Filtrage grâce au Parrainage : Cette « démocratie au faciès », très dangereuse pour le Sénégal par Boubacar Séye

Au Sénégal, le projet de loi portant sur le parrainage des candidats à la présidentielle de 2019 risque de plonger le pays dans une incertitude absolue.

La mise en œuvre de cette loi dévoile du point de vue technique et juridique beaucoup de failles, des insuffisances et lacunes.

Le principe d’égalité entre les citoyens,  socle fondamental de la constitution est violé par cette loi partisane et taillée à la juste volonté du parti au pouvoir. Car faudrait-il peut-être le clarifier à l’opinion : non seulement le parrainage n’est pas le vote, mais aussi le vote n’est pas obligatoire au Sénégal.

Pour un petit rappel, avant d’être révisée « sur mesure » et sans concertation, par le pouvoir en juillet, la constitution hormis certains aspects comme la caution, n’exigeait que certains points essentiels comme d’abord être exclusivement de nationalité
sénégalaise, ensuite jouir de ses droits civiques et politiques, ensuite être âgé entre 35 ans au moins et de 75 ans au plus le jour du scrutin, mais aussi savoir écrire, lire et parler couramment la langue officielle.

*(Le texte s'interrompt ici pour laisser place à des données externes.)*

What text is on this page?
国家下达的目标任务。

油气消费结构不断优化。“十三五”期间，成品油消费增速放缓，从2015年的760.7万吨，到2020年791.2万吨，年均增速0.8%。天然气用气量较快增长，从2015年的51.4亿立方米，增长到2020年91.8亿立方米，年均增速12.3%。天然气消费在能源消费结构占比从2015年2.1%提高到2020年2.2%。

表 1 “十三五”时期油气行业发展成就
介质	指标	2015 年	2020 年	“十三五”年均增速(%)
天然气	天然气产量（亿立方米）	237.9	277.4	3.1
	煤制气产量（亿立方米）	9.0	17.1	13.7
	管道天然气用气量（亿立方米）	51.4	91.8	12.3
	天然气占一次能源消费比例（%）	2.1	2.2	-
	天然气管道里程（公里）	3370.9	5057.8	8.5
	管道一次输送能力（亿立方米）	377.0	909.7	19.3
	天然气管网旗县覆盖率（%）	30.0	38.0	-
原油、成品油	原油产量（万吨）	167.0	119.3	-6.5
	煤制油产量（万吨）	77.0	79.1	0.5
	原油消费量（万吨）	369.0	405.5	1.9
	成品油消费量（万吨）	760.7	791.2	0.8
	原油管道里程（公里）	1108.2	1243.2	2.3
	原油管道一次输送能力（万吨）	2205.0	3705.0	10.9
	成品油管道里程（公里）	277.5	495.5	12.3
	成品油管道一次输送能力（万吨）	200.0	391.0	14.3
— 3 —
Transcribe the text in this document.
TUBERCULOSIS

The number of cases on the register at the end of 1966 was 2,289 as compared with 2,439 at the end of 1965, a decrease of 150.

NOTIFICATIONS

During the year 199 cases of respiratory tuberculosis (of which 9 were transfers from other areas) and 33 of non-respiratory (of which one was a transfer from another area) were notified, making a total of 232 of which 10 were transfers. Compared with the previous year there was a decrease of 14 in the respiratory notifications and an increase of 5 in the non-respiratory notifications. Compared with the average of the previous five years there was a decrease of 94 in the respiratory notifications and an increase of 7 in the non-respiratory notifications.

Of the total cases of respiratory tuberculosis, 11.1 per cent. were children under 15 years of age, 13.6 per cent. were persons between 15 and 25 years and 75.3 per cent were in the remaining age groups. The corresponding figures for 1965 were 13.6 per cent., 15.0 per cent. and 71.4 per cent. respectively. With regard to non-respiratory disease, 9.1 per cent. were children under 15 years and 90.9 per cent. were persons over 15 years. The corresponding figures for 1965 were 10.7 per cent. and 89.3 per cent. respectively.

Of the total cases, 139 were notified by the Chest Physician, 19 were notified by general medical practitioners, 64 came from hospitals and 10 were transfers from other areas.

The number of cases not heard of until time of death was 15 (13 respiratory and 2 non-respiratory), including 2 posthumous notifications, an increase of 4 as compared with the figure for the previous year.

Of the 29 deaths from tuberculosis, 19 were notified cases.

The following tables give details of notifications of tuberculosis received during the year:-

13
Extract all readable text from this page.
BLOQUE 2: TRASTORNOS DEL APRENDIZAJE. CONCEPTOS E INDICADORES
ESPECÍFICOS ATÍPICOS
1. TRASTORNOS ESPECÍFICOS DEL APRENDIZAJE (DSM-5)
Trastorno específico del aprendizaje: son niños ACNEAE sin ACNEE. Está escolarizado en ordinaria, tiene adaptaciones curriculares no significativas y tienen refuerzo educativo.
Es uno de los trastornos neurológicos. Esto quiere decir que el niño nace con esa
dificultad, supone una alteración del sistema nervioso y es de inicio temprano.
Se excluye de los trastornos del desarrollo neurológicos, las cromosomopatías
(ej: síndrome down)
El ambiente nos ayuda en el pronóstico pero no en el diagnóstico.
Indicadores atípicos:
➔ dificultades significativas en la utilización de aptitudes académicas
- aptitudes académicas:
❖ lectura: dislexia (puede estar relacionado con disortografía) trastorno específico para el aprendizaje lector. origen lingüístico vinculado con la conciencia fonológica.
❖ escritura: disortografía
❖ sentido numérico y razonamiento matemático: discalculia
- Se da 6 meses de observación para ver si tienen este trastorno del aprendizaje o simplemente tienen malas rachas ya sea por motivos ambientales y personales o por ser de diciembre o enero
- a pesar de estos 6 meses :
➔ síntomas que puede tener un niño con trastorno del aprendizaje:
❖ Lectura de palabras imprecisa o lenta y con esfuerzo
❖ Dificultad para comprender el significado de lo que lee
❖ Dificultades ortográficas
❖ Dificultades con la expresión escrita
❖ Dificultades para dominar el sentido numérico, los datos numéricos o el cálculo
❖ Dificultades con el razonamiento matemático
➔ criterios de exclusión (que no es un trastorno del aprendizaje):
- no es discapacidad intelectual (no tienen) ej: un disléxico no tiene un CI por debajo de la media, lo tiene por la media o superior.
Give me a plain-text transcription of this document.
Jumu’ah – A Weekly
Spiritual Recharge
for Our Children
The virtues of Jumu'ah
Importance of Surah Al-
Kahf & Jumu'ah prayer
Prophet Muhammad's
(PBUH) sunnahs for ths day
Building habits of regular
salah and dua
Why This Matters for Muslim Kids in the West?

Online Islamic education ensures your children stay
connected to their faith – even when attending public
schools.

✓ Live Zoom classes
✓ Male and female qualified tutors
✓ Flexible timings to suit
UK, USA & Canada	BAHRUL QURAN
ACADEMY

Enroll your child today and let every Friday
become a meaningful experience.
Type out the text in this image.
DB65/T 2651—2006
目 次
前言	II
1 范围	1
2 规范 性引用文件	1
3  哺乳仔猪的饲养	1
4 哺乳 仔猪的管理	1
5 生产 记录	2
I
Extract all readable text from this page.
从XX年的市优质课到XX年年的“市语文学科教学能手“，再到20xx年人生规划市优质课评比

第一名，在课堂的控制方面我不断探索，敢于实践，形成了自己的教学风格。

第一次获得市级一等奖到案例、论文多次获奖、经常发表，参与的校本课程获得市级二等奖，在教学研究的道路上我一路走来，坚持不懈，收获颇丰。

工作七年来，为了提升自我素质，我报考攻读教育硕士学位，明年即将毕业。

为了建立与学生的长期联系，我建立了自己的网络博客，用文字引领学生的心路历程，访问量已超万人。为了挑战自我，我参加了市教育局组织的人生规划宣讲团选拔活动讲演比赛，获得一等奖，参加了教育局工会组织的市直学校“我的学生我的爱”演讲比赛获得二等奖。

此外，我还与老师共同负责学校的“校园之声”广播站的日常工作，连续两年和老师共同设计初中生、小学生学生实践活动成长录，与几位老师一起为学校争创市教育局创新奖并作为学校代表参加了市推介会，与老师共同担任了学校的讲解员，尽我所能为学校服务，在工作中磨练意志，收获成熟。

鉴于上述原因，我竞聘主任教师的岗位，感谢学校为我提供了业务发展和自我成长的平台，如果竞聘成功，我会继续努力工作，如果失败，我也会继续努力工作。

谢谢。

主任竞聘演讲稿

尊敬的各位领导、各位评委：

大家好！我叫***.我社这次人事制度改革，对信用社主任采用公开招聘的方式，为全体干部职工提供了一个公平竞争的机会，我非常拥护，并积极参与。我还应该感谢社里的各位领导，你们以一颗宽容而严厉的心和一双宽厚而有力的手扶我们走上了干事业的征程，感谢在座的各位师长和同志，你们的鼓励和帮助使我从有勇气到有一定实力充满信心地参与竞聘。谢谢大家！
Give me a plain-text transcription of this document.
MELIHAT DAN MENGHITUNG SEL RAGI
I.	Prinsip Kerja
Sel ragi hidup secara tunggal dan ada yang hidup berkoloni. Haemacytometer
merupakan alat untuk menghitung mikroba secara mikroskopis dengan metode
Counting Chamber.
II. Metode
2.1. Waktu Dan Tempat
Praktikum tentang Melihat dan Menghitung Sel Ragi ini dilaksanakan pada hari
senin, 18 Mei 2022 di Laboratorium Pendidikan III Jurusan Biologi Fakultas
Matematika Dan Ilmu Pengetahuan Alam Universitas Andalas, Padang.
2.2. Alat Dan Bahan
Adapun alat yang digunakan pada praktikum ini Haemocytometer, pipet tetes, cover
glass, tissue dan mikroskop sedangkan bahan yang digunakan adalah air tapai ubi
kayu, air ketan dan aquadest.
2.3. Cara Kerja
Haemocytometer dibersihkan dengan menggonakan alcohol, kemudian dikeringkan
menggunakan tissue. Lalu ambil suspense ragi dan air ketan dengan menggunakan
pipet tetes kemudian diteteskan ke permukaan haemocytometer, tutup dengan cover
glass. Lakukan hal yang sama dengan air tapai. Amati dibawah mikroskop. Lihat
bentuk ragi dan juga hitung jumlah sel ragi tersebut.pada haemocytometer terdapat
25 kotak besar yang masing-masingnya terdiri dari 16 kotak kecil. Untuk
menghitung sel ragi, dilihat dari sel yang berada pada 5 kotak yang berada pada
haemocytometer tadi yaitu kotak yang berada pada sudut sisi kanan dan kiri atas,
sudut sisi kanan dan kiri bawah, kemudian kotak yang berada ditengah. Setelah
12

Aujourd’hui l’obligation pour chaque candidat  à la présidentielle d’obtenir au moins 1% du corps électoral n’est  en fait qu’un ajout qui violation de la constitution unanimement reconnue par les Sénégalais.

Pour défendre  cette thèse l’ Etat s’est appesanti sur la notion de « rationalisation des candidatures » « pour éviter l’ inflation et la prolifération des  candidatures » ,  une posture  très discutable vue la mise  en application de cette loi  et les techniques adoptées  pour la validation des candidatures .

De nombreux candidats sont déjà rejetés  par ce système, des raisons de doublons de signatures  pour la plupart, ce qui est normal et prévisible d’ ailleurs. Tous  ceux qui ont déposé  au dernier moment, risquent d’être recalés.

Le constat donc est que nous sommes en face d’un système démocratique qui ne tient plus compte de la volonté   et de la souveraineté du peuple. Seuls les premiers sur la table, seront mieux servis, ce qui a créé de vives tensions entre  dès les premières heures du dépôt.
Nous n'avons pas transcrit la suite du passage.